SOLEMNIDAD DE PENTECOSTÉS
BENEDICTO XVI
REGINA CÆLI
Plaza de San Pedro
Domingo 23 de mayo de 2010
Queridos hermanos y hermanas:
Cincuenta días después de la Pascua, celebramos la solemnidad de Pentecostés, en la
que recordamos la manifestación del poder del Espíritu Santo, el cual —como viento
y como fuego— descendió sobre los Apóstoles reunidos en el Cenáculo y los hizo
capaces de predicar con valentía el Evangelio a todas las naciones (cf. Hch 2, 1-13).
Sin embargo, el misterio de Pentecostés, que justamente nosotros identificamos con
ese acontecimiento, verdadero «bautismo» de la Iglesia, no se limita a él. En efecto, la
Iglesia vive constantemente de la efusión del Espíritu Santo, sin el cual se quedaría sin
fuerzas, como una barca de vela a la que le faltara el viento. Pentecostés se renueva de
modo particular en algunos momentos fuertes, tanto en ámbito local como universal,
tanto en pequeñas asambleas como en grandes convocatorias. Los concilios, por
ejemplo, han tenido sesiones que se han visto gratificadas por efusiones especiales del
Espíritu Santo, y entre ellos está ciertamente el concilio ecuménico Vaticano II.
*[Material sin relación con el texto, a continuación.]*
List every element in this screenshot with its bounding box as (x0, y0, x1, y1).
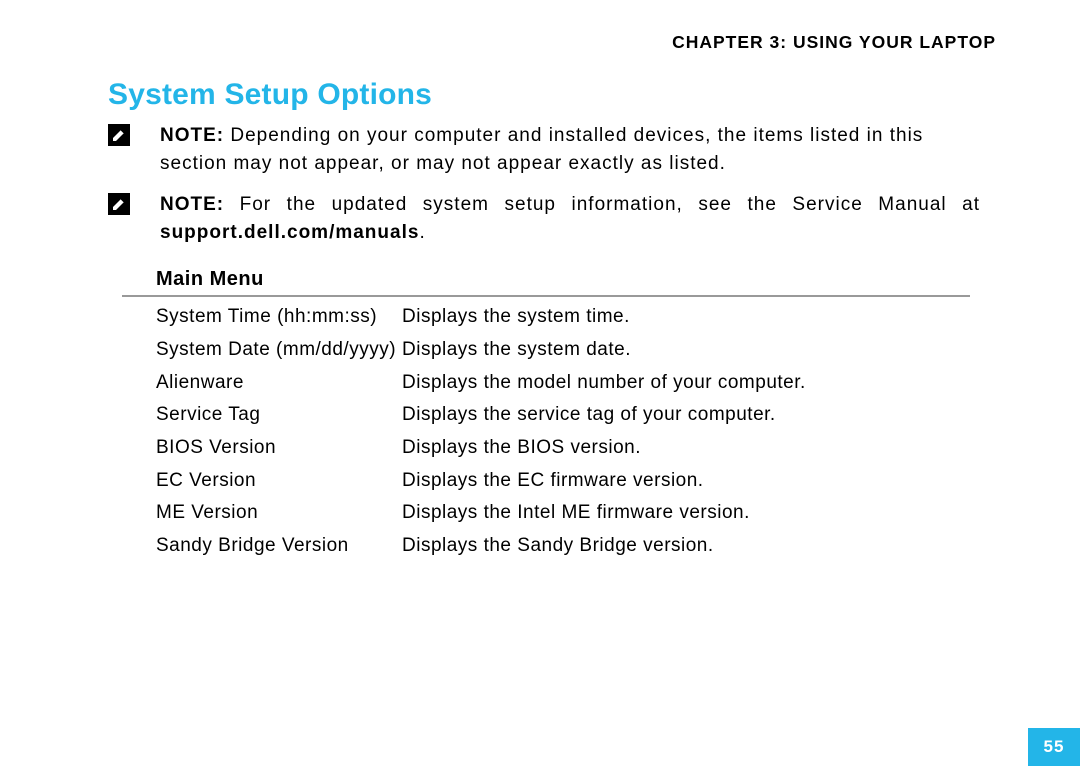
option-desc: Displays the BIOS version. (402, 436, 980, 461)
note-label: NOTE: (160, 125, 224, 146)
divider (122, 295, 970, 297)
option-name: System Date (mm/dd/yyyy) (156, 338, 402, 363)
note-text: NOTE: Depending on your computer and ins… (160, 122, 980, 177)
note-pencil-icon (108, 124, 130, 146)
table-row: Sandy Bridge Version Displays the Sandy … (156, 534, 980, 559)
option-name: Sandy Bridge Version (156, 534, 402, 559)
table-row: System Time (hh:mm:ss) Displays the syst… (156, 305, 980, 330)
option-desc: Displays the Sandy Bridge version. (402, 534, 980, 559)
option-table: System Time (hh:mm:ss) Displays the syst… (156, 305, 980, 559)
page-content: System Setup Options NOTE: Depending on … (108, 78, 980, 567)
table-row: Service Tag Displays the service tag of … (156, 403, 980, 428)
note-pencil-icon (108, 193, 130, 215)
option-desc: Displays the model number of your comput… (402, 371, 980, 396)
option-name: Alienware (156, 371, 402, 396)
table-row: Alienware Displays the model number of y… (156, 371, 980, 396)
option-desc: Displays the system date. (402, 338, 980, 363)
note-body: Depending on your computer and installed… (160, 125, 923, 174)
option-name: Service Tag (156, 403, 402, 428)
option-name: BIOS Version (156, 436, 402, 461)
page-number-tab: 55 (1028, 728, 1080, 766)
option-desc: Displays the service tag of your compute… (402, 403, 980, 428)
option-desc: Displays the EC firmware version. (402, 469, 980, 494)
menu-title: Main Menu (156, 268, 980, 291)
option-name: EC Version (156, 469, 402, 494)
chapter-header: CHAPTER 3: USING YOUR LAPTOP (672, 32, 996, 53)
table-row: System Date (mm/dd/yyyy) Displays the sy… (156, 338, 980, 363)
option-name: ME Version (156, 501, 402, 526)
note-text: NOTE: For the updated system setup infor… (160, 191, 980, 246)
note-link: support.dell.com/manuals (160, 222, 419, 243)
section-title: System Setup Options (108, 78, 980, 112)
option-name: System Time (hh:mm:ss) (156, 305, 402, 330)
table-row: EC Version Displays the EC firmware vers… (156, 469, 980, 494)
note-body-prefix: For the updated system setup information… (224, 194, 980, 215)
option-desc: Displays the system time. (402, 305, 980, 330)
note-block-1: NOTE: Depending on your computer and ins… (108, 122, 980, 177)
option-desc: Displays the Intel ME firmware version. (402, 501, 980, 526)
note-body-suffix: . (419, 222, 425, 243)
table-row: BIOS Version Displays the BIOS version. (156, 436, 980, 461)
table-row: ME Version Displays the Intel ME firmwar… (156, 501, 980, 526)
note-block-2: NOTE: For the updated system setup infor… (108, 191, 980, 246)
note-label: NOTE: (160, 194, 224, 215)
Podemos recordar también el célebre encuentro de los movimientos eclesiales con el
venerable Juan Pablo II, aquí en la plaza de San Pedro, precisamente en Pentecostés
de 1998. Pero la Iglesia conoce innumerables «pentecostés» que vivifican las
comunidades locales: pensemos en las liturgias, especialmente en las que se viven en
momentos especiales para la vida de la comunidad, en las cuales se percibe de modo
evidente la fuerza de Dios infundiendo en las almas alegría y entusiasmo. Pensemos
en las numerosas asambleas de oración, en las cuales los jóvenes sienten claramente la
llamada de Dios a enraizar su vida en su amor, incluso consagrándose totalmente a él.
Por lo tanto, no hay Iglesia sin Pentecostés. Y quiero añadir: no hay Pentecostés sin la
Virgen María. Así fue al inicio, en el Cenáculo, donde los discípulos «perseveraban en
la oración con un mismo espíritu, en compañía de algunas mujeres, de María, la
Madre de Jesús, y de sus hermanos», como nos relata el libro de los Hechos de los
Apóstoles (1, 14). Y así es siempre, en cada lugar y en cada época. Fui testigo de ello
nuevamente hace pocos días, en Fátima. En efecto, ¿qué vivió esa inmensa multitud
en la explanada del santuario, donde todos éramos realmente un solo corazón y una
sola alma? Era un renovado Pentecostés. En medio de nosotros estaba María, la
Madre de Jesús. Esta es la experiencia típica de los grandes santuarios marianos —
Lourdes, Guadalupe, Pompeya, Loreto— o también de los más pequeños: en cualquier
lugar donde los cristianos se reúnen en oración con María, el Señor dona su Espíritu.
Queridos amigos, en esta fiesta de Pentecostés, también nosotros queremos estar
espiritualmente unidos a la Madre de Cristo y de la Iglesia invocando con fe una
renovada efusión del divino Paráclito. La invocamos por toda la Iglesia, y de modo
particular en este Año sacerdotal por todos los ministros del Evangelio, a fin de que el
mensaje de la salvación se anuncie a todas las naciones.